Cuando se hizo de noche y ya estaban en la cama, le preguntó a su mujer:
—¿Has sido feliz conmigo?
—Estoy feliz de estar aquí. En Noruega no podríamos haber sido más felices.
—No, me refiero a si has sido feliz conmigo.
Ella se incorporó y lo miró.
—¿Todos estos años, desde que nos casamos?
—Sí.
Ella volvió a tumbarse.
—No llevé bien que estuvieras tanto tiempo lejos; estar sola tan a menudo, tener que criar a los niños yo sola… Es cierto que, cuando Dagmar se marchó a los quince años y estuvo seis meses fuera, tú estabas aquí, pero caíste en la desesperación y me dejaste sola. Y cuando Helmut… Pero ¿qué estoy diciendo? Sabes perfectamente cuándo me ha ido mejor y cuándo me ha ido peor. Igual que yo sé cuándo te ha ido bien o mal a ti. Cuando los niños eran pequeños y volví a trabajar en el colegio, te dedicaste poco a nosotros. Te habría gustado que yo me involucrase más en tu profesión, que leyera lo que escribías. También te habría gustado acostarte conmigo más a menudo. —Se dio la vuelta y se puso de lado—. Y a mí también me habría gustado que nos hiciéramos más mimos.
Pasado un rato, la oyó respirar rítmicamente. ¿Significaba eso que no había nada más que decir?

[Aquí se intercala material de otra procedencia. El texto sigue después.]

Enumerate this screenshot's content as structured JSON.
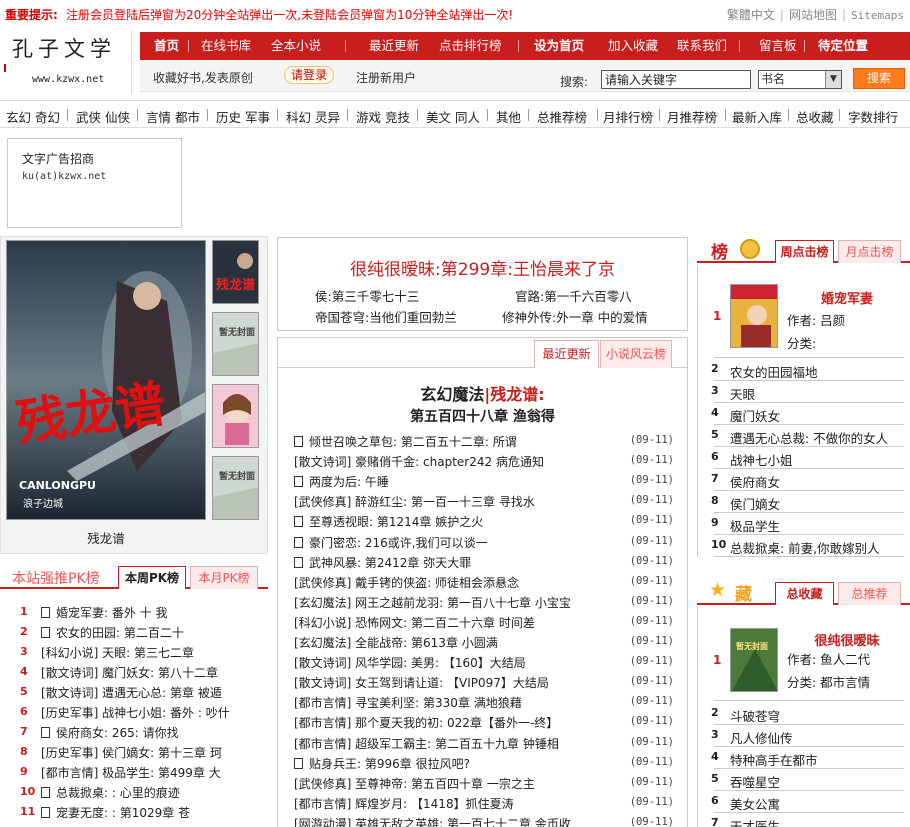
{
  "notice": {
    "prefix": "重要提示:",
    "message": "注册会员登陆后弹窗为20分钟全站弹出一次,未登陆会员弹窗为10分钟全站弹出一次!",
    "links": [
      "繁體中文",
      "网站地图",
      "Sitemaps"
    ]
  },
  "logo": {
    "title": "孔子文学",
    "url": "www.kzwx.net"
  },
  "nav": [
    "首页",
    "在线书库",
    "全本小说",
    "最近更新",
    "点击排行榜",
    "设为首页",
    "加入收藏",
    "联系我们",
    "留言板",
    "待定位置"
  ],
  "subnav": {
    "slogan": "收藏好书,发表原创",
    "login": "请登录",
    "register": "注册新用户",
    "search_label": "搜索:",
    "search_placeholder": "请输入关键字",
    "search_select": "书名",
    "search_button": "搜索"
  },
  "categories": [
    "玄幻 奇幻",
    "武侠 仙侠",
    "言情 都市",
    "历史 军事",
    "科幻 灵异",
    "游戏 竞技",
    "美文 同人",
    "其他",
    "总推荐榜",
    "月排行榜",
    "月推荐榜",
    "最新入库",
    "总收藏",
    "字数排行"
  ],
  "ad": {
    "line1": "文字广告招商",
    "line2": "ku(at)kzwx.net"
  },
  "featured": {
    "title": "残龙谱",
    "cover_title": "残龙谱",
    "cover_sub": "CANLONGPU",
    "cover_author": "浪子边城",
    "thumbs": [
      "残龙谱",
      "暂无封面",
      "",
      "暂无封面"
    ]
  },
  "pk": {
    "title": "本站强推PK榜",
    "tabs": [
      "本周PK榜",
      "本月PK榜"
    ],
    "items": [
      {
        "rank": "1",
        "text": "婚宠军妻: 番外 十 我"
      },
      {
        "rank": "2",
        "text": "农女的田园: 第二百二十"
      },
      {
        "rank": "3",
        "text": "[科幻小说] 天眼: 第三七二章"
      },
      {
        "rank": "4",
        "text": "[散文诗词] 魔门妖女: 第八十二章"
      },
      {
        "rank": "5",
        "text": "[散文诗词] 遭遇无心总: 第章 被遁"
      },
      {
        "rank": "6",
        "text": "[历史军事] 战神七小姐: 番外 : 吵什"
      },
      {
        "rank": "7",
        "text": "侯府商女: 265: 请你找"
      },
      {
        "rank": "8",
        "text": "[历史军事] 侯门嫡女: 第十三章 珂"
      },
      {
        "rank": "9",
        "text": "[都市言情] 极品学生: 第499章 大"
      },
      {
        "rank": "10",
        "text": "总裁掀桌: : 心里的痕迹"
      },
      {
        "rank": "11",
        "text": "宠妻无度: : 第1029章 苍"
      }
    ]
  },
  "headline": {
    "title": "很纯很暧昧:第299章:王怡晨来了京",
    "links": [
      "侯:第三千零七十三",
      "官路:第一千六百零八",
      "帝国苍穹:当他们重回勃兰",
      "修神外传:外一章 中的爱情"
    ]
  },
  "latest": {
    "tabs": [
      "最近更新",
      "小说风云榜"
    ],
    "book_category": "玄幻魔法",
    "book_title": "残龙谱:",
    "chapter": "第五百四十八章 渔翁得",
    "updates": [
      {
        "text": "倾世召唤之草包: 第二百五十二章: 所谓",
        "date": "(09-11)",
        "box": true
      },
      {
        "text": "[散文诗词] 豪赌俏千金: chapter242 病危通知",
        "date": "(09-11)",
        "box": false
      },
      {
        "text": "两度为后: 午睡",
        "date": "(09-11)",
        "box": true
      },
      {
        "text": "[武侠修真] 醉游红尘: 第一百一十三章 寻找水",
        "date": "(09-11)",
        "box": false
      },
      {
        "text": "至尊透视眼: 第1214章 嫉护之火",
        "date": "(09-11)",
        "box": true
      },
      {
        "text": "豪门密恋: 216或许,我们可以谈一",
        "date": "(09-11)",
        "box": true
      },
      {
        "text": "武神风暴: 第2412章 弥天大罪",
        "date": "(09-11)",
        "box": true
      },
      {
        "text": "[武侠修真] 戴手铐的侠盗: 师徒相会添悬念",
        "date": "(09-11)",
        "box": false
      },
      {
        "text": "[玄幻魔法] 网王之越前龙羽: 第一百八十七章 小宝宝",
        "date": "(09-11)",
        "box": false
      },
      {
        "text": "[科幻小说] 恐怖网文: 第二百二十六章 时间差",
        "date": "(09-11)",
        "box": false
      },
      {
        "text": "[玄幻魔法] 全能战帝: 第613章 小圆满",
        "date": "(09-11)",
        "box": false
      },
      {
        "text": "[散文诗词] 风华学园: 美男: 【160】大结局",
        "date": "(09-11)",
        "box": false
      },
      {
        "text": "[散文诗词] 女王驾到请让道: 【VIP097】大结局",
        "date": "(09-11)",
        "box": false
      },
      {
        "text": "[都市言情] 寻宝美利坚: 第330章 满地狼藉",
        "date": "(09-11)",
        "box": false
      },
      {
        "text": "[都市言情] 那个夏天我的初: 022章【番外一-终】",
        "date": "(09-11)",
        "box": false
      },
      {
        "text": "[都市言情] 超级军工霸主: 第二百五十九章 钟锤相",
        "date": "(09-11)",
        "box": false
      },
      {
        "text": "贴身兵王: 第996章 很拉风吧?",
        "date": "(09-11)",
        "box": true
      },
      {
        "text": "[武侠修真] 至尊神帝: 第五百四十章 一宗之主",
        "date": "(09-11)",
        "box": false
      },
      {
        "text": "[都市言情] 辉煌岁月: 【1418】抓住夏涛",
        "date": "(09-11)",
        "box": false
      },
      {
        "text": "[网游动漫] 英雄无敌之英雄: 第一百七十二章 金币收",
        "date": "(09-11)",
        "box": false
      }
    ]
  },
  "rank_box": {
    "title": "榜",
    "tabs": [
      "周点击榜",
      "月点击榜"
    ],
    "top": {
      "rank": "1",
      "title": "婚宠军妻",
      "author": "作者: 吕颜",
      "category": "分类:"
    },
    "items": [
      {
        "rank": "2",
        "text": "农女的田园福地"
      },
      {
        "rank": "3",
        "text": "天眼"
      },
      {
        "rank": "4",
        "text": "魔门妖女"
      },
      {
        "rank": "5",
        "text": "遭遇无心总裁: 不做你的女人"
      },
      {
        "rank": "6",
        "text": "战神七小姐"
      },
      {
        "rank": "7",
        "text": "侯府商女"
      },
      {
        "rank": "8",
        "text": "侯门嫡女"
      },
      {
        "rank": "9",
        "text": "极品学生"
      },
      {
        "rank": "10",
        "text": "总裁掀桌: 前妻,你敢嫁别人"
      }
    ]
  },
  "fav_box": {
    "title": "藏",
    "tabs": [
      "总收藏",
      "总推荐"
    ],
    "top": {
      "rank": "1",
      "title": "很纯很暧昧",
      "author": "作者: 鱼人二代",
      "category": "分类: 都市言情",
      "cover_text": "暂无封面"
    },
    "items": [
      {
        "rank": "2",
        "text": "斗破苍穹"
      },
      {
        "rank": "3",
        "text": "凡人修仙传"
      },
      {
        "rank": "4",
        "text": "特种高手在都市"
      },
      {
        "rank": "5",
        "text": "吞噬星空"
      },
      {
        "rank": "6",
        "text": "美女公寓"
      },
      {
        "rank": "7",
        "text": "天才医生"
      }
    ]
  },
  "colors": {
    "brand": "#c81e1e",
    "accent": "#ff7a1a"
  }
}
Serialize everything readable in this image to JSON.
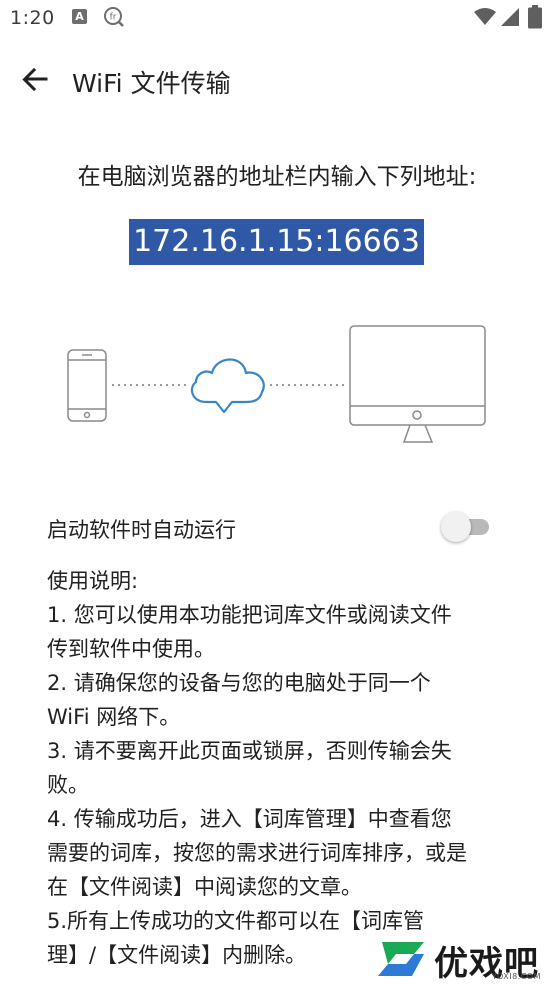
{
  "status_bar": {
    "time": "1:20",
    "notification_a_letter": "A",
    "notification_fr_text": "fr",
    "icons": [
      "a-notification-icon",
      "fr-notification-icon",
      "wifi-icon",
      "cellular-icon",
      "battery-icon"
    ]
  },
  "app_bar": {
    "back_icon": "arrow-back-icon",
    "title": "WiFi 文件传输"
  },
  "instruction": "在电脑浏览器的地址栏内输入下列地址:",
  "address": "172.16.1.15:16663",
  "illustration": {
    "icons": [
      "phone-icon",
      "cloud-icon",
      "monitor-icon"
    ]
  },
  "autostart": {
    "label": "启动软件时自动运行",
    "enabled": false
  },
  "help": {
    "lines": [
      "使用说明:",
      "1. 您可以使用本功能把词库文件或阅读文件",
      "传到软件中使用。",
      "2. 请确保您的设备与您的电脑处于同一个",
      "WiFi 网络下。",
      "3. 请不要离开此页面或锁屏，否则传输会失",
      "败。",
      "4. 传输成功后，进入【词库管理】中查看您",
      "需要的词库，按您的需求进行词库排序，或是",
      "在【文件阅读】中阅读您的文章。",
      "5.所有上传成功的文件都可以在【词库管",
      "理】/【文件阅读】内删除。"
    ]
  },
  "watermark": {
    "text": "优戏吧",
    "subtext": "YOXI8.COM"
  },
  "colors": {
    "address_background": "#2f59a6",
    "address_text": "#ffffff",
    "cloud_stroke": "#3a85c6",
    "device_stroke": "#8a8a8a",
    "toggle_track": "#b9b9b9",
    "toggle_thumb": "#f1f1f1",
    "watermark_green": "#1aaa55",
    "watermark_blue": "#2d7bd6"
  }
}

Le dolía la cadera izquierda. No era un dolor fuerte, pero era uniforme y constante. Parecía como si quisiera instalarse. ¿O ya se había instalado? ¿No le llevaban doliendo la cadera y la pierna izquierda unos cuantos días o, mejor dicho, unas cuantas semanas al subir las escaleras? ¿No notaba desde hacía tiempo una debilidad en ellas que sólo lograba vencer haciendo un esfuerzo extra y aguantando un dolor punzante? No le había dado importancia. Una vez subida la escalera, la debilidad desaparecía, pero precisamente por eso aquel dolor punzante debía de ser la señal previa al dolor que ahora sentía y que tanto le asustaba. ¿No se había localizado un foco en la cadera izquierda cuando le hicieron la gammagrafía?
Ya no se acordaba. No quería ser uno de esos enfermos que quieren saberlo todo acerca de su enfermedad, que navegan por Internet, que consultan libros y que ponen a sus médicos en apuros. Cadera izquierda, cadera derecha… No había prestado atención a las explicaciones del médico sobre qué huesos estaban ya afectados. Se había dicho a sí mismo que ya lo iría notando.
También él se puso de lado. ¿Le seguía doliendo la cadera izquierda, o ahora era la derecha? Se puso a escuchar su cuerpo. Al mismo tiempo, a través de la ventana abierta, oyó el viento entre los árboles y el croar de las ranas junto al lago. Vio las estrellas en el cielo y pensó que ni eran doradas ni resplandecían, que eran duras y frías y que brillaban como lucecitas de neón lejanas.
Sí, la cadera izquierda le seguía doliendo, pero la derecha también le dolía. Si se tocaba las piernas, el dolor estaba allí, y lo mismo le pasaba si se tocaba la espalda, la nuca o los brazos. Dondequiera que se tocase le esperaba un dolor que le decía que ahora se había instalado allí y que estaba tan a gusto como en su propia casa.